И мальчик, доверчиво взглянув на него снизу вверх, с любопытством и некоторой боязнью вышел, и как только за ним закрылась дверь, Ефросинья и Захар встретились взглядами; это и был момент, решивший все дальнейшее в их жизни без слов: оказалось, они так хорошо знают друг друга, что никаких слов не потребовалось и что, если бы случилось иначе, все и пошло бы по-другому; Ефросинья глядела на Захара и видела, что он не хочет уходить, что уходить ему некуда, но скажи она слово или хотя бы нахмурься недовольно, он тотчас начнет собираться; этого человека, стоявшего сейчас перед нею, она когда-то любила без памяти, он был отцом ее детей, и полное равнодушие к нему сейчас даже испугало ее; он молча стоял перед нею, но в нем было что-то такое, чего она не могла понять и что мешало ей произнести готовое вот-вот сорваться слово, после которого он тотчас бы и ушел; она сейчас ничего не могла понять ни в нем, ни в себе, ни в том, что между ними происходило и что вообще происходило. Перед нею стоял высокий, вроде бы еще сильный мужик, но она знала, что это одна видимость, что внутри он пустой и что ему ничего не хочется и ничего не надо. Это было для нее так внове, что она окончательно и забыла то слово, которое должна была сказать совершенно безразличному ей человеку. Она не привыкла к этому. Это было бы то же, если бы иметь хлеб, много хлеба и не дать хоть небольшой кусочек умирающему от голода, уже даже безразличному к этому хлебу и вообще к жизни ребенку, и она со всей пугающей ее самое резкой предметностью, на которую и способен только такой неизощренный ум, подумала именно так.
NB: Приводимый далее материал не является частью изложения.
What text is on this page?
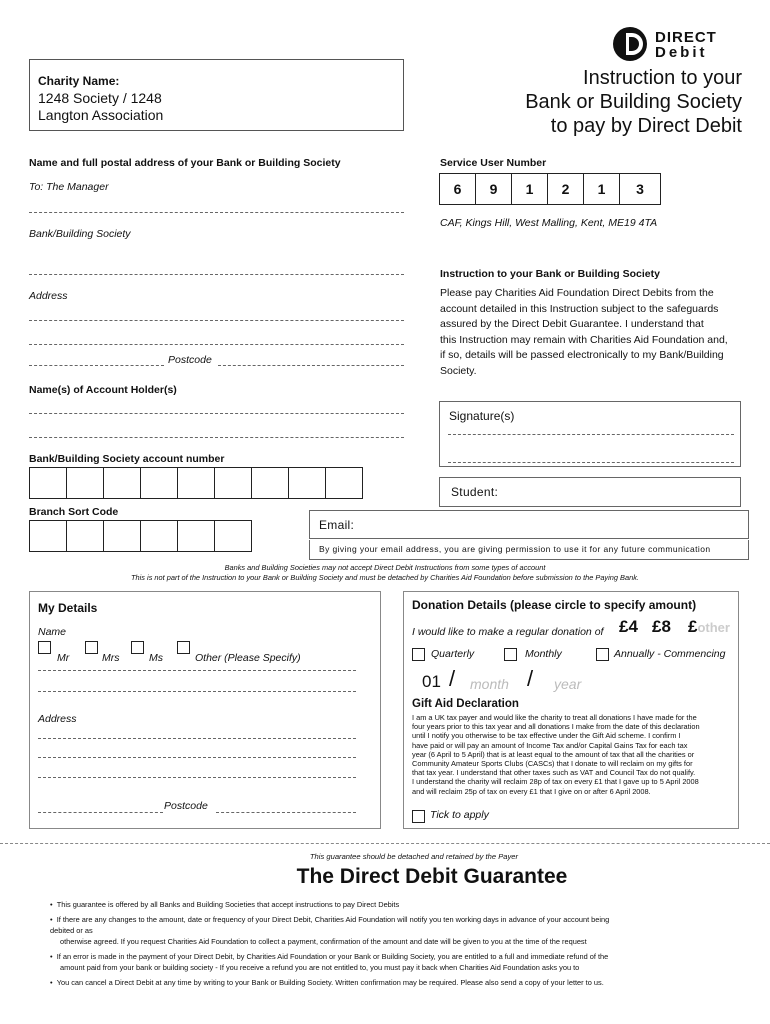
DIRECT
Debit
Charity Name:
1248 Society / 1248
Langton Association
Instruction to your
Bank or Building Society
to pay by Direct Debit
Name and full postal address of your Bank or Building Society
To: The Manager
Bank/Building Society
Address
Postcode
Name(s) of Account Holder(s)
Bank/Building Society account number
Branch Sort Code
Service User Number
6	9	1	2	1	3
CAF, Kings Hill, West Malling, Kent, ME19 4TA
Instruction to your Bank or Building Society
Please pay Charities Aid Foundation Direct Debits from the
account detailed in this Instruction subject to the safeguards
assured by the Direct Debit Guarantee. I understand that
this Instruction may remain with Charities Aid Foundation and,
if so, details will be passed electronically to my Bank/Building
Society.
Signature(s)
Student:
Email:
By giving your email address, you are giving permission to use it for any future communication
Banks and Building Societies may not accept Direct Debit Instructions from some types of account
This is not part of the Instruction to your Bank or Building Society and must be detached by Charities Aid Foundation before submission to the Paying Bank.
My Details
Name
Mr	Mrs	Ms	Other (Please Specify)
Address
Postcode
Donation Details (please circle to specify amount)
I would like to make a regular donation of £4 £8 £other
Quarterly	Monthly	Annually - Commencing
01 / month / year
Gift Aid Declaration
I am a UK tax payer and would like the charity to treat all donations I have made for the
four years prior to this tax year and all donations I make from the date of this declaration
until I notify you otherwise to be tax effective under the Gift Aid scheme. I confirm I
have paid or will pay an amount of Income Tax and/or Capital Gains Tax for each tax
year (6 April to 5 April) that is at least equal to the amount of tax that all the charities or
Community Amateur Sports Clubs (CASCs) that I donate to will reclaim on my gifts for
that tax year. I understand that other taxes such as VAT and Council Tax do not qualify.
I understand the charity will reclaim 28p of tax on every £1 that I gave up to 5 April 2008
and will reclaim 25p of tax on every £1 that I give on or after 6 April 2008.
Tick to apply
This guarantee should be detached and retained by the Payer
The Direct Debit Guarantee
•  This guarantee is offered by all Banks and Building Societies that accept instructions to pay Direct Debits
•  If there are any changes to the amount, date or frequency of your Direct Debit, Charities Aid Foundation will notify you ten working days in advance of your account being
debited or as
otherwise agreed. If you request Charities Aid Foundation to collect a payment, confirmation of the amount and date will be given to you at the time of the request
•  If an error is made in the payment of your Direct Debit, by Charities Aid Foundation or your Bank or Building Society, you are entitled to a full and immediate refund of the
amount paid from your bank or building society - If you receive a refund you are not entitled to, you must pay it back when Charities Aid Foundation asks you to
•  You can cancel a Direct Debit at any time by writing to your Bank or Building Society. Written confirmation may be required. Please also send a copy of your letter to us.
Еще она пожалела его, и это бесповоротно решило все дальнейшее; для нее самой жизнь по-прежнему была проста и конкретна, проявлялась в самых привычных и необходимых обязанностях; сама того не сознавая, она сейчас определила состояние Захара с поразительной чуткостью и точностью и тотчас, опять же не сознавая того, определила свое к нему отношение, хотя в ней и шевельнулась где-то на самом краю души горькая радость, что она, только она нужна ему сейчас и только она могла еще что-то для него сделать. И она почувствовала скрытое, теплое волнение; в ее тихую, пустынную жизнь ворвалась свежая струя; она поняла, что прежнего покоя не будет, и не знала, хорошо это или плохо. И она про себя вздохнула; уловив этот вздох, Захар отвел глава и, сгорбившись, сел на лавку. Он понял, что может, если хочет, остаться здесь и жить, сколько вздумается, но прямо об этом ему не скажут.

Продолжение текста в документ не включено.